Sanabria-Mazo, J. P., Montero-Marin, J., Feliu-Soler, A., Gasión, V., Navarro-Gil, M., Morillo-Sarto, H., ... & García-Campayo, J. (2020). Mindfulness-based program plus amygdala and insula retraining (MAIR) for the treatment of women with fibromyalgia: a pilot randomized controlled trial. Journal of Clinical Medicine, 9(10), 3246.

Serrat, M., Sanabria-Mazo, J. P., Almirall, M., Musté, M., Soler, A. F., Méndez-Ulrich, J. L., ... & Luciano, J. V. (2020). Effectiveness of a Multicomponent Treatment based on Pain Neuroscience Education, Therapeutic Exercise, Cognitive Behavioural Therapy, and Mindfulness in Patients with Fibromyalgia (FIBROWALK study): A Randomized Controlled Trial. Physical Therapy; pzab200. doi: 10.1093/ptj/pzab200.

The reviewer stated that we continue labeling “a treatment effective yet a NNT or 5 indicates that it's not “. As commented above, we agree that clinical effects of the multicomponent treatment were modest; however, we humbly think that stating that this number is indicative of lack of efficacy may be excessive. In this sense -as we informed in our previous response to reviewers- there is literature supporting that a NNT= 5 is indicative of an effective treatment (Cook & Sackett, 1998). In the current version of the manuscript, we acknowledge that a NNT of 5 could be indicative of a modestly effective intervention: “In our study, the NNT was 5 which, albeit modestly, was indicative of an efficacious intervention” (Line 44, Page 2).

Furthermore, to go into depth a little more on why we continue naming “modestly efficacious” a treatment with NNT= 5, it is worth to say that some authors suggest that there is not a “cut-off” for NNT at which an NNT must be considered ‘‘bad”. In this regard, NNTs should be judged differently based on the seriousness of the outcome (Shearer-Underhill & Marker, 2010), so any categoric classification of an intervention as “efficacious” OR “not efficacious” solely based on the NNT should be avoided. The cut-off point of ≥ 20% improvement in FIQR for detecting a clinically relevant change have been previously used in numerous studies (e.g., Pérez-Aranda et al., 2019; Sanabria-Mazo et al., 2020; Serrat et al., 2021), and it seems to be a reasonable cut-off even more when considering the hard social circumstances in which the trial was conducted. Additionally, we agree with Citrome (2007) when stating “…But if a difference in outcome is seen once in every 5 patients being treated with one intervention versus another (an NNT of 5), the result will likely influence day-to-day practice

To better delimitate the small-to-moderate effects of FIBROWALK, effect sizes were also calculated and reported for primary and secondary outcome measures:

“Statistically significant improvements with small-to-moderate effect sizes were observed in FIBROWALK+TAU vs. TAU regarding functional impairment and most secondary outcomes.” (Line 42, Page 2).

The results of the present RCT showed that the FIBROWALK intervention was efficacious (with small-to-moderate effect sizes) in reducing impairment, depression and anxiety symptoms and in improving physical functioning compared to TAU.” (Line 348, Page 10).

Other references in this response to reviewers:

Choy, E. H., Arnold, L. M., Clauw, D. J., Crofford, L. J., Glass, J. M., Simon, L. S., ... & Mease, P. J. Content and criterion validity of the preliminary core dataset for clinical trials in fibromyalgia syndrome.
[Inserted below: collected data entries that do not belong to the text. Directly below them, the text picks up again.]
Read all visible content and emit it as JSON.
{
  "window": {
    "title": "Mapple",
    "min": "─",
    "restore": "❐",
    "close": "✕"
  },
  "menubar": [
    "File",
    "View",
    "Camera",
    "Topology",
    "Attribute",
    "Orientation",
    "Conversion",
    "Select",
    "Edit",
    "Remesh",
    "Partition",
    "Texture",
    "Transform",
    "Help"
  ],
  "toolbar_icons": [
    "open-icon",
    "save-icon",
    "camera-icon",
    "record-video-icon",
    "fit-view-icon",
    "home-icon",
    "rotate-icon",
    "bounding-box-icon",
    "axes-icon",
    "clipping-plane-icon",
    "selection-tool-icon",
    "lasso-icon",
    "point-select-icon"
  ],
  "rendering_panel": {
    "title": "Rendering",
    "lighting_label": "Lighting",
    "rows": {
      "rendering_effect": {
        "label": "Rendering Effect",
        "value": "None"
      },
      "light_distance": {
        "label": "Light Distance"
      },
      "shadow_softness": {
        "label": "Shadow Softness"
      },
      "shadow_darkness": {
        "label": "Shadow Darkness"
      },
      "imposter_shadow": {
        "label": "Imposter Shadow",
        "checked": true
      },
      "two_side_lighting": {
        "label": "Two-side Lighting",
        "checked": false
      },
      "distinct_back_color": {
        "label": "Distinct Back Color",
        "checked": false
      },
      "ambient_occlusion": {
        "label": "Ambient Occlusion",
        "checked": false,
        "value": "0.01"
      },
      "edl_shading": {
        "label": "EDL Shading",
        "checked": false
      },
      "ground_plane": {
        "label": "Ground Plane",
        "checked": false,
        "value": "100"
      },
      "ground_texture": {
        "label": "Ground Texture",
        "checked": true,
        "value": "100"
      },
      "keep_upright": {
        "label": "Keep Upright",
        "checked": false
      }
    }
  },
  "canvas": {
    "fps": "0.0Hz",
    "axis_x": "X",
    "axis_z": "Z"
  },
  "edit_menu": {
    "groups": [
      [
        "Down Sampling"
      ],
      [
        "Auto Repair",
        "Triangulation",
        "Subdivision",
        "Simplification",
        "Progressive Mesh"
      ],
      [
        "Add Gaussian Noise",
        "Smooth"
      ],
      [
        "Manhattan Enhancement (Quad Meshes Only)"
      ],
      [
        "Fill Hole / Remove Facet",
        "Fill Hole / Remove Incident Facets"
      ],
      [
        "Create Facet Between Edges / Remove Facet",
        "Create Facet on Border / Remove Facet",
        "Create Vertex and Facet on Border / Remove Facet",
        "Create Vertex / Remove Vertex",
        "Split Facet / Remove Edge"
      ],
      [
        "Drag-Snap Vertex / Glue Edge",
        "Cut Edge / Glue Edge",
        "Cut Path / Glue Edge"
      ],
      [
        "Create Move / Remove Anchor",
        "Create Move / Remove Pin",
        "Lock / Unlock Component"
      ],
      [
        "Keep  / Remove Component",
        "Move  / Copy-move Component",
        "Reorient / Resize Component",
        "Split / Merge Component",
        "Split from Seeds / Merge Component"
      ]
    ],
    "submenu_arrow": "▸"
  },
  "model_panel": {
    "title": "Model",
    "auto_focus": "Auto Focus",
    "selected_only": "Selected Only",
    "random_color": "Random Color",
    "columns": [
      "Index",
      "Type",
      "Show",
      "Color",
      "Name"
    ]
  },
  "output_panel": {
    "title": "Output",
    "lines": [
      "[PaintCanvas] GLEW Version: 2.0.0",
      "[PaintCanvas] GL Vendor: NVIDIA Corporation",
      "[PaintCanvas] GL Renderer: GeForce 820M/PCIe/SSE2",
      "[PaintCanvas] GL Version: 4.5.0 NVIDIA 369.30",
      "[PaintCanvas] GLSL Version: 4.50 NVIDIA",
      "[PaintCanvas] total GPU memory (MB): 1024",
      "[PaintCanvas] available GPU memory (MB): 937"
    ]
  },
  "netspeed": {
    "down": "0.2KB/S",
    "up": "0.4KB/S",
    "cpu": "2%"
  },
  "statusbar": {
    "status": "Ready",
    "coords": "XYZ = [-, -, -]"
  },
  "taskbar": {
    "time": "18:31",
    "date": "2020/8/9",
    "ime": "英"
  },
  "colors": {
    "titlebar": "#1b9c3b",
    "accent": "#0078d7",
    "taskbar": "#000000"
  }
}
The Journal of rheumatology 2009; 36(10), 2330-2334.

Citrome, L. (2007). Dissecting clinical trials with'number needed to treat': calculation suggests a study's value to your patients. Current Psychiatry, 6(3), 66-72.

Luciano, J. V., Aguado, J., Serrano‐Blanco, A., Calandre, E. P., & Rodriguez‐Lopez, C. M. (2013). Dimensionality, reliability, and validity of the revised fibromyalgia impact questionnaire in two Spanish samples. Arthritis care & research, 65(10), 1682-1689.
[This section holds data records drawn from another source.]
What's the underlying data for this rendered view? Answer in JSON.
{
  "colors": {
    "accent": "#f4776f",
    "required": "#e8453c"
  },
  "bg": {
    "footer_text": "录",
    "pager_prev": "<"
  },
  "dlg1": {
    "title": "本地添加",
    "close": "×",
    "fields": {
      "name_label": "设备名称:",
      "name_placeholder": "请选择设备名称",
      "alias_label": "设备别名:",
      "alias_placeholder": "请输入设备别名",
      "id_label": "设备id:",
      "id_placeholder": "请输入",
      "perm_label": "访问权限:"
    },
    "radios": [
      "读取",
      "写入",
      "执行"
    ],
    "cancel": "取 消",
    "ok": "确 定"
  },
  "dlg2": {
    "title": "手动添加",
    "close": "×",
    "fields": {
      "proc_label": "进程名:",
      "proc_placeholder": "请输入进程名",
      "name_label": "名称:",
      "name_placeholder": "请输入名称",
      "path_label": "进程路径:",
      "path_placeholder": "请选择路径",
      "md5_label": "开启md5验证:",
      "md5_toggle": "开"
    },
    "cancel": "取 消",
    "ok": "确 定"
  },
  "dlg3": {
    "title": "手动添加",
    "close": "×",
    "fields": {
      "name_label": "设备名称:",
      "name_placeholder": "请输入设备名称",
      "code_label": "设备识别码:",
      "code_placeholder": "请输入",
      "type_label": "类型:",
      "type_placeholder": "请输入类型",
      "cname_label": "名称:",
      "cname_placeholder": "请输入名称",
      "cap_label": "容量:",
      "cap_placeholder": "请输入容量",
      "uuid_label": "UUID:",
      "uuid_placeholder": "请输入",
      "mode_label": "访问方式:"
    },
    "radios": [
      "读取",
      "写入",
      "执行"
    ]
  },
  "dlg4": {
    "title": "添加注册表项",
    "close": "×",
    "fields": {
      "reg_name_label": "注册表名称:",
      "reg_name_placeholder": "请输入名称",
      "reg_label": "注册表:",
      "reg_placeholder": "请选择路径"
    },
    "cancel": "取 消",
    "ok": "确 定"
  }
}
Mease, P., Arnold, L. M., Choy, E. H., Clauw, D. J., Crofford, L. J., Glass, J. M., ... & Williams, D. A. Fibromyalgia syndrome module at OMERACT 9: domain construct. The Journal of rheumatology 2009; 36(10), 2318-2329.

Shearer-Underhill, C., & Marker, C. (2010). The use of the number needed to treat (NNT) in randomized clinical trials in psychological treatment. Clinical Psychology: Science and Practice, 17(1), 41–47.